Credit: Moyan Brenn
COLA: Why did you choose the London semester program?
Angela: I’ve always wanted to study abroad for an extended period of time, and I’ve especially wanted to do so in London because of all the history. Being an English major, it was an easy choice!
COLA: Did you find your course work pushed you to explore more of London that you might not have otherwise?
Angela: A couple of my classes definitely made me even more interested in British history and culture, for example, my First World War I Literature class. I was able to learn more about Britain’s place in the war, and explore a piece of history that I had previously not been very interested in.
Credit: Juan Llanos
COLA:What will be your best memory of being abroad?
Angela: I can’t pick just one best memory of being abroad! Just being able to live in a park, steps away from the city, was incredible. I guess one of them would have to be going out for a full afternoon tea on Sundays. Tea culture is so big in the U.K. and it was something you can’t really do in the U.S.
COLA: Were you able to carve out opportunities to meet locals abroad? How was socializing in London different from socializing back home?
Angela: It was more difficult to meet the locals than I expected. Not a lot of British students went to Regent’s, so most socializing was done in pubs, and it wasn’t that different from being back home.
Credit: Hernán Piñera
COLA: What personal and professional changes have you seen in yourself since you began your study abroad program? Are they positive or negative? Why do you think these changes have occurred?

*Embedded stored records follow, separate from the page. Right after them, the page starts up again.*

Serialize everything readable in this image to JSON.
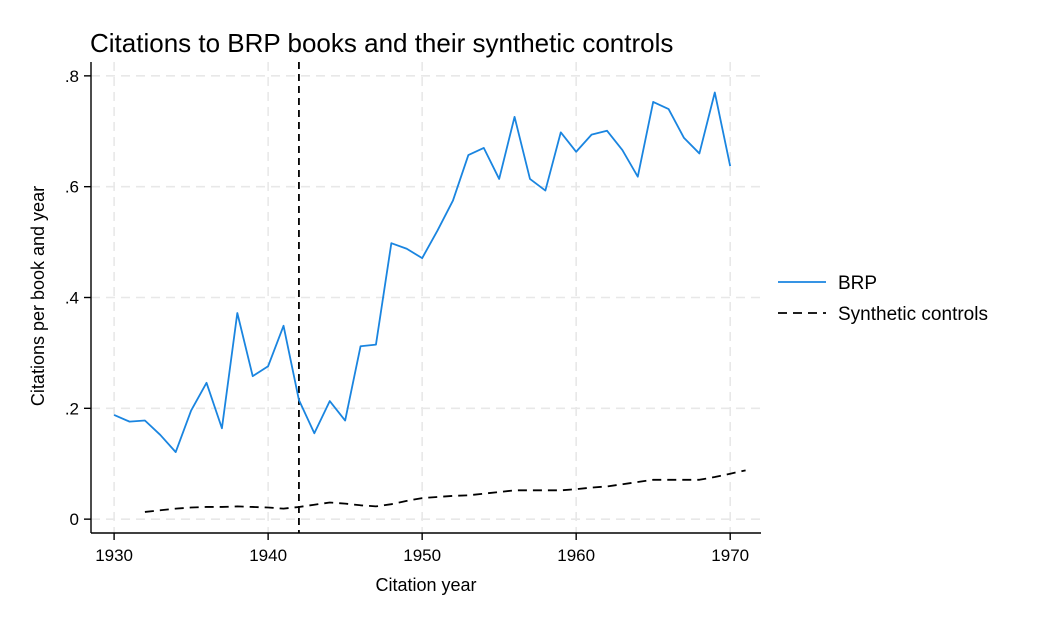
{
  "chart_data": {
    "type": "line",
    "title": "Citations to BRP books and their synthetic controls",
    "xlabel": "Citation year",
    "ylabel": "Citations per book and year",
    "xlim": [
      1928.5,
      1972
    ],
    "ylim": [
      -0.025,
      0.825
    ],
    "x_ticks": [
      1930,
      1940,
      1950,
      1960,
      1970
    ],
    "x_tick_labels": [
      "1930",
      "1940",
      "1950",
      "1960",
      "1970"
    ],
    "y_ticks": [
      0,
      0.2,
      0.4,
      0.6,
      0.8
    ],
    "y_tick_labels": [
      "0",
      ".2",
      ".4",
      ".6",
      ".8"
    ],
    "grid": true,
    "legend_position": "right",
    "vline": {
      "x": 1942,
      "style": "dashed",
      "color": "#000000"
    },
    "series": [
      {
        "name": "BRP",
        "color": "#1a85e0",
        "style": "solid",
        "x": [
          1930,
          1931,
          1932,
          1933,
          1934,
          1935,
          1936,
          1937,
          1938,
          1939,
          1940,
          1941,
          1942,
          1943,
          1944,
          1945,
          1946,
          1947,
          1948,
          1949,
          1950,
          1951,
          1952,
          1953,
          1954,
          1955,
          1956,
          1957,
          1958,
          1959,
          1960,
          1961,
          1962,
          1963,
          1964,
          1965,
          1966,
          1967,
          1968,
          1969,
          1970
        ],
        "values": [
          0.188,
          0.176,
          0.178,
          0.152,
          0.121,
          0.196,
          0.246,
          0.164,
          0.372,
          0.258,
          0.276,
          0.349,
          0.215,
          0.155,
          0.213,
          0.178,
          0.312,
          0.315,
          0.498,
          0.488,
          0.471,
          0.521,
          0.575,
          0.657,
          0.67,
          0.614,
          0.726,
          0.614,
          0.593,
          0.698,
          0.663,
          0.694,
          0.701,
          0.666,
          0.618,
          0.753,
          0.74,
          0.688,
          0.66,
          0.77,
          0.637
        ]
      },
      {
        "name": "Synthetic controls",
        "color": "#000000",
        "style": "dashed",
        "x": [
          1932,
          1933,
          1934,
          1935,
          1936,
          1937,
          1938,
          1939,
          1940,
          1941,
          1942,
          1943,
          1944,
          1945,
          1946,
          1947,
          1948,
          1949,
          1950,
          1951,
          1952,
          1953,
          1954,
          1955,
          1956,
          1957,
          1958,
          1959,
          1960,
          1961,
          1962,
          1963,
          1964,
          1965,
          1966,
          1967,
          1968,
          1969,
          1970,
          1971
        ],
        "values": [
          0.013,
          0.016,
          0.019,
          0.021,
          0.022,
          0.022,
          0.023,
          0.022,
          0.021,
          0.019,
          0.022,
          0.026,
          0.03,
          0.028,
          0.025,
          0.023,
          0.027,
          0.033,
          0.038,
          0.04,
          0.042,
          0.043,
          0.046,
          0.049,
          0.052,
          0.052,
          0.052,
          0.052,
          0.054,
          0.057,
          0.059,
          0.063,
          0.067,
          0.071,
          0.071,
          0.071,
          0.071,
          0.076,
          0.082,
          0.088
        ]
      }
    ]
  }
}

Angela: Through studying abroad, I’ve definitely noticed slight changes in myself. I’ve felt more independent, and less afraid of going out to do something on my own. Living in a different country for several months, not really knowing anyone there, forced me to be open minded and handle situations calmly, so I would say these are positive changes. I had to be aware not to come across as a loud, obnoxious American when on the tube or in a restaurant. I think it’s natural for these little changes to occur simply because if you live anywhere long enough, that place’s culture and way of doing things will rub off on you.
COLA: How has it been readjusting to life in Durham?
Angela: I was in Durham briefly the other week for a meeting, and it felt so weird being back on a campus that for a couple of years has been my home. I felt so separated from everything that was happening. I’m sure I’ll readjust more once classes start though.